Il conseguente degrado è dimostrato dalla quantità di fosforo totale contenuto nel lago che è aumentata da 8,1 µg/l nel 2005 a 13 nel 2011 (secondo dati del Consiglio Nazionale delle Ricerche - CNR).
A dimostrazione del grave stato di degrado delle acque del lago e della preoccupazione della comunità locale, nell’estate del 2011 la nostra associazione ha raccolto 13000 firme per chiedere un intervento da parte delle autorità della Regione Lazio per il ripristino del collettore circumlacuale.
Fino ad oggi l'autorità regionale non ha intrapreso alcuna attività a riguardo, e l’obiettivo del miglioramento qualitativo del lago a “buono” sembra ormai molto difficile da raggiungere entro la data del 2015, per mancanza del tempo necessario per eseguire i lavori e ottenerne i benefici.
Lo stato qualitativo del lago viene ufficialmente certificato dall’ARPA Lazio (Agenzia Regionale per la Protezione Ambientale del Lazio). Tuttavia tale certificazione dello stato delle acque del lago di Bolsena da parte di questo ente, come dimostra la documentazione ufficiale diffusa dall'ARPA Lazio in allegato, è stata effettuata fino al 2011 secondo criteri privi di validità scientifica.
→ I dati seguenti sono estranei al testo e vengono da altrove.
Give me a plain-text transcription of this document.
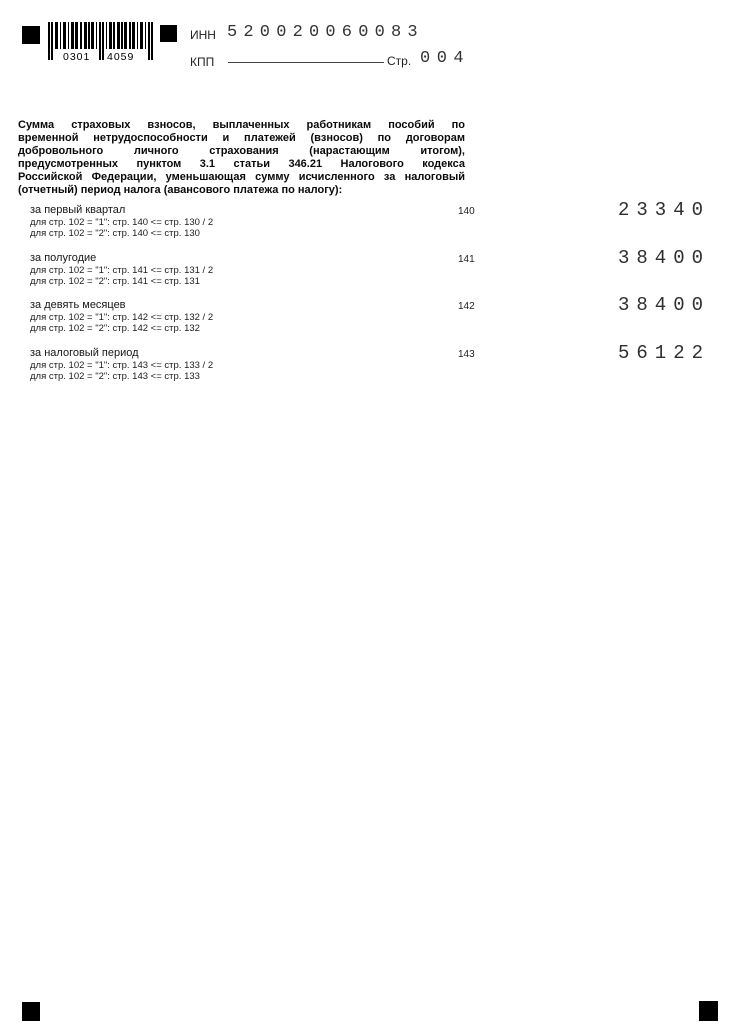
0301 4059
ИНН 520020060083
КПП	Стр. 004
Сумма страховых взносов, выплаченных работникам пособий по
временной нетрудоспособности и платежей (взносов) по договорам
добровольного личного страхования (нарастающим итогом),
предусмотренных пунктом 3.1 статьи 346.21 Налогового кодекса
Российской Федерации, уменьшающая сумму исчисленного за налоговый
(отчетный) период налога (авансового платежа по налогу):
за первый квартал
для стр. 102 = "1": стр. 140 <= стр. 130 / 2
для стр. 102 = "2": стр. 140 <= стр. 130
140	23340
за полугодие
для стр. 102 = "1": стр. 141 <= стр. 131 / 2
для стр. 102 = "2": стр. 141 <= стр. 131
141	38400
за девять месяцев
для стр. 102 = "1": стр. 142 <= стр. 132 / 2
для стр. 102 = "2": стр. 142 <= стр. 132
142	38400
за налоговый период
для стр. 102 = "1": стр. 143 <= стр. 133 / 2
для стр. 102 = "2": стр. 143 <= стр. 133
143	56122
Secondo la normativa in vigore tale rilevazione e successiva certificazione dovrebbe avvenire nel momento in cui il valore dell'ossigeno disciolto e del fosforo totale raggiungono i valori più sfavorevoli dell’anno, quindi nel periodo di massima stratificazione del lago, ossia in dicembre, mentre l’ultimo monitoraggio effettuato dall’ARPA risale al 1 Luglio 2011, quindi in piena estate (come risulta dalla documentazione dell'ARPA Lazio in allegato).
Nel corso dello stesso periodo la nostra associazione, in collaborazione con il CNR del Lago Maggiore (massima autorità italiana in materia di laghi), ha effettuato analisi chimiche congiuntamente a vari monitoraggi multiparametrici (ossigeno trasparenza e clorofilla), da cui risulta chiaramente che lo stato SEL nel 2008 era “sufficiente”, mentre ad oggi il degrado delle acque è gravemente aumentato (come sopra specificato dalle analisi chimiche del CNR: nel 2008 il fosforo totale presente nelle acque era 8 µg/l, mentre nel 2011 ammontava a 13).
Per quanto precede chiediamo un intervento della UE per sollecitare le autorità italiane a verificare e in caso opportuno confutare i dati sulla certificazione dello stato delle acque del lago di Bolsena, ed effettuare di conseguenza una nuova valutazione dello stato qualitativo del lago nel rispetto della normativa UE (direttiva 2000/60/CE)e della normativa italiana vigenti (Decreto Legislativo del 3 aprile 2006, n. 152).
Chiediamo inoltre alla UE di verificare il rispetto della normativa UE (direttiva 2000/60/CE) in relazione ai criteri sullo stato delle acque richiesti alle autorità italiane, ed in caso di necessità chiedere un pronto intervento da parte delle stesse per ripristinare il buon funzionamento del collettore fognario circumlacuale, a nostro avviso, causa del preoccupante degrado dello stato delle acque del lago di Bolsena e del depuratore, praticamente non funzionante, situato lungo il fiume emissario.
Ringraziandola per l’attenzione, voglia gradire i nostri migliori saluti.

Piero Bruni – Presidente

16 Settembre 2013


Allegati:

•Uno schema del collettore fognario e una foto che mostra un esempio di sversamento.

•Un estratto dal verbale del Prefetto di Viterbo con le dichiarazioni del Responsabile dell’ARPA e la successiva certificazione a SEL “buono”

•Le analisi chimiche del CNR che dimostrano l’avvenuto degrado.